China’s commitment comes too late for this year’s Beijing marathon runners. There needs to be a change of pace at a national, European and global level to have any chance of a binding agreement in Paris next year to reduce emissions substantially.


And action needs to be taken quickly in order to fundamentally change the world’s infrastructure so that cities to operate sustainably, for the future health and prosperity of the growing number of city dwellers around the world.

 

Who said that?

 

“At the manufacturing level, what we’ve discovered is, we have the same [food security] issues. In order for our manufacturing to work, we have to build resilience in there too. Of the 17 manufacturing sites in the UK, we’ve come up with over 200 action points that we have to address.” Inder Poonaji, Nestlé head of sustainability

 

“Cities are growing at a rapid rate and becoming an inescapable part of our society. If you look globally, 1.5m people are added to cities every single year. Shouldn’t we be finding ways of making people’s lives in the countryside worthwhile and valuable, so that they would stay there?” Tom Beagent, PWC sustainability and climate change team director

 

“The fundamental problem within the food industry is the concern with regards to food security. I’m normally an optimistic guy, but I’m finding it hard to be optimistic about this. The growing population is putting a huge strain on food security. We’ve not increased wheat yield in this country for the best part of a decade.” David Clarke, Assured Food Standards chief executive

 

“We need to build our cities much more intelligently than we’re doing today. This starts with building in better places. Some of this is about building smarter.” Greg Lowe, Willis executive director of sustainability, science and policy practice

 

“My own organisation has an annual energy bill of £15.8m. We brought in a firm of energy analysts to look at where prices were going. By 2020, they forecast that we are going to be looking at a 35% increase in our energy bills if we continue with the same level of use. That’s a lot of money so in terms of cutting emissions, we are talking about cutting the amount of energy we use and therefore cutting the amount of money that we spend. You can separate out the moral case from the economic case and the economic case shines out.

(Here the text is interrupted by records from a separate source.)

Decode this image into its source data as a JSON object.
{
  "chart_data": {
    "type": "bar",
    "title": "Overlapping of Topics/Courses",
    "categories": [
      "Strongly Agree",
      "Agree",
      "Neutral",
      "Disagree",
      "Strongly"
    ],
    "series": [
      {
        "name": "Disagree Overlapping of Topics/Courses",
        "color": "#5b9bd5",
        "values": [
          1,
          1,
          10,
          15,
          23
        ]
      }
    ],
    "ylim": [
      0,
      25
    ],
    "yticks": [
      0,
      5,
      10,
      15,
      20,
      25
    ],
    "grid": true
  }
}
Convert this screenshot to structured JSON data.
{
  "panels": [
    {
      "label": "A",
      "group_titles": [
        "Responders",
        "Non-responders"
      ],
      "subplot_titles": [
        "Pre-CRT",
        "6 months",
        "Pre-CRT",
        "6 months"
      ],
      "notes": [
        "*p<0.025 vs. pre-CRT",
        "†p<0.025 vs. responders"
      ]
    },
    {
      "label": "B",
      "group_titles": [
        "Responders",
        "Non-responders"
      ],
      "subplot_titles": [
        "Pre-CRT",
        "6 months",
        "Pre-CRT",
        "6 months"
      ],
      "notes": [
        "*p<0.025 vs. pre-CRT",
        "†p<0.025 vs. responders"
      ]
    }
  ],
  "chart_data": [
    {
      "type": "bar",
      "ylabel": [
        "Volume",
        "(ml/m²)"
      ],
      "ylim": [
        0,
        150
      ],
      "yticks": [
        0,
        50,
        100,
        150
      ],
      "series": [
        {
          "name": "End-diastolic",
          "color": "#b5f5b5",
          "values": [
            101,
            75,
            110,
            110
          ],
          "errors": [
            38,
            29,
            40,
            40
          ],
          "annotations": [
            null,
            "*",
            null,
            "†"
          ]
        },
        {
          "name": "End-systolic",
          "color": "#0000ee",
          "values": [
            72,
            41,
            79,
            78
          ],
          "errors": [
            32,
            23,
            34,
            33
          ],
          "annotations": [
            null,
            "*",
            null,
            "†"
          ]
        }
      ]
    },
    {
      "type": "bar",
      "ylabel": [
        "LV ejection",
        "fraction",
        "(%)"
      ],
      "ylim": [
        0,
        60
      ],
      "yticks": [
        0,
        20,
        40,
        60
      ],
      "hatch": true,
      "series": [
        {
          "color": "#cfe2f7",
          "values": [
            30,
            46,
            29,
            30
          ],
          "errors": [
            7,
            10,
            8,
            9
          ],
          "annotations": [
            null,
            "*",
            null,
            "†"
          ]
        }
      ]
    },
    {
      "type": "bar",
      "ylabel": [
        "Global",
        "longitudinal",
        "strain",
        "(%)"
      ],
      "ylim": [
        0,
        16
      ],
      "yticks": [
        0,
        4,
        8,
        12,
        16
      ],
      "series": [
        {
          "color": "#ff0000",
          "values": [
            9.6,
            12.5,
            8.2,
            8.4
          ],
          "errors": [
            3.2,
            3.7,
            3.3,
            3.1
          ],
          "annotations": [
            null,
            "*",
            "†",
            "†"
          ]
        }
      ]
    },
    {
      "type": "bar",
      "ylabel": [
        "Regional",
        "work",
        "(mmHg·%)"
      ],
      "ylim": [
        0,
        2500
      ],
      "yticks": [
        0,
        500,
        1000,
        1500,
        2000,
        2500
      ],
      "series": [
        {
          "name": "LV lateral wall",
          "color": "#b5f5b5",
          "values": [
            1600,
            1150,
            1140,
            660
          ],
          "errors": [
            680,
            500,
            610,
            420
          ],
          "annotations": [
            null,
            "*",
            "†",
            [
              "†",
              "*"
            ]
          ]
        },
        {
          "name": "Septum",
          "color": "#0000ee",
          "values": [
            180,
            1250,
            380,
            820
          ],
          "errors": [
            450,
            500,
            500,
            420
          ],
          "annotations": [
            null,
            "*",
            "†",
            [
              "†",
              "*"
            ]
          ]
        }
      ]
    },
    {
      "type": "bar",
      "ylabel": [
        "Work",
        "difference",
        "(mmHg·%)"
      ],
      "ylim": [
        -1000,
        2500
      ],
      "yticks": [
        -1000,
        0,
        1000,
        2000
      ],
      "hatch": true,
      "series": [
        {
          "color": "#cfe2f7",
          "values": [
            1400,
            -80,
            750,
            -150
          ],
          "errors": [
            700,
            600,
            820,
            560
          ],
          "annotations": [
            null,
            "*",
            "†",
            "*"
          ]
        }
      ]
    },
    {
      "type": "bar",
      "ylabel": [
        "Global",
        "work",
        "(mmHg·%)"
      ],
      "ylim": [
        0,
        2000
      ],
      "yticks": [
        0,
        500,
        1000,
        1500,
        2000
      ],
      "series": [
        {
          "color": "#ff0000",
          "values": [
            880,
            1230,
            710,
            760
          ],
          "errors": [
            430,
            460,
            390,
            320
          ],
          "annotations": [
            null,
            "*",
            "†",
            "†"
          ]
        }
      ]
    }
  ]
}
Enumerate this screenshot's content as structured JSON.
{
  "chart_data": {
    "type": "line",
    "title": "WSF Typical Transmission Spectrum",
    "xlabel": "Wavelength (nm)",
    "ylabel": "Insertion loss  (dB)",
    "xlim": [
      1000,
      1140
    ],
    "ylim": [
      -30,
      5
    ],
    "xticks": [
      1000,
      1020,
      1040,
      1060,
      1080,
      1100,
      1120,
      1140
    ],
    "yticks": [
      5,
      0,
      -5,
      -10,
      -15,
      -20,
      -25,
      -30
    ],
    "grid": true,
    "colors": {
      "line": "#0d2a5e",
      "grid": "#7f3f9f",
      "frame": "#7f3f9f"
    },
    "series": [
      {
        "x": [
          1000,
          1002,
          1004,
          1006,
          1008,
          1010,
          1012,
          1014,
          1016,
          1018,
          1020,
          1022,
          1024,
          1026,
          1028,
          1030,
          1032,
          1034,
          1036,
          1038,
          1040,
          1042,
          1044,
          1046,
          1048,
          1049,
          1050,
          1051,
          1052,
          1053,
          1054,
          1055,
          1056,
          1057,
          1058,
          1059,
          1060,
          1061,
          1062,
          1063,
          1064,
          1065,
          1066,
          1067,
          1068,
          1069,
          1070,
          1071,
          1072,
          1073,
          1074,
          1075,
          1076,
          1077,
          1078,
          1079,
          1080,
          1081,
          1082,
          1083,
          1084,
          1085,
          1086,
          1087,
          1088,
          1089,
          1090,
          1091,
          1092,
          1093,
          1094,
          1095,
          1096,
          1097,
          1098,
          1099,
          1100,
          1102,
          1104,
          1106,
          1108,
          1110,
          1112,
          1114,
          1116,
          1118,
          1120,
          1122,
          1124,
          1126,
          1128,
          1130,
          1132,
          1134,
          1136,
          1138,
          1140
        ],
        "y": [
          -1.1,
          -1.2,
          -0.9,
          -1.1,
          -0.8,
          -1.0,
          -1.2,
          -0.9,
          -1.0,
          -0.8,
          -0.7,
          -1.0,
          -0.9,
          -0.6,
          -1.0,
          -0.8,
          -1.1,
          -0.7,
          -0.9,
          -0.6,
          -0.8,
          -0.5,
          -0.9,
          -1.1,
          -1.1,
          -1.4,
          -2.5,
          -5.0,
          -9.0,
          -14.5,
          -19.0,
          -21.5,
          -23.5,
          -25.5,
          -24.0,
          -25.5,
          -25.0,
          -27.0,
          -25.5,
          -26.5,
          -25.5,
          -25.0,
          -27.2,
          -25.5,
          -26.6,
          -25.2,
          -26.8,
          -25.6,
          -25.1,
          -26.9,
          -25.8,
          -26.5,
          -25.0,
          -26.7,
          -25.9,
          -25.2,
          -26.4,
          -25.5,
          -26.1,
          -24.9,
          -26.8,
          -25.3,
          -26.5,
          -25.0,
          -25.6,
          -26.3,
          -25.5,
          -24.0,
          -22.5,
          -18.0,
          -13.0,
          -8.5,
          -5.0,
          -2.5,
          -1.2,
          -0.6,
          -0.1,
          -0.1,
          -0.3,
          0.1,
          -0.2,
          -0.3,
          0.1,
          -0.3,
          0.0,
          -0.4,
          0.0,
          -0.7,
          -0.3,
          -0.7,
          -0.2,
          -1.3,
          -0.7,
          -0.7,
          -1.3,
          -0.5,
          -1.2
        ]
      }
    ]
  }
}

It’s the sensible thing to do.” Simon Mills, City of London Corporation head of sustainability

 

Urban action

Cities are currently responsible for about 70% of global greenhouse gas emissions and can play a critical role in reducing these emissions and strengthening resilience. At the New York Climate Summit in September a number of commitments were made relating to emissions from cities. These included the Compact of Mayors – signed by mayors from around the world, including New York, Seoul, Paris, Johannesburg, Bogota and Copenhagen – which will harmonise cities’ targets and strategies. Among the 2,000 cities in the compact, 228 have voluntary targets and strategies for greenhouse gas reductions that could avoid up to 2.1 gigatonnes of greenhouse gas emissions a year.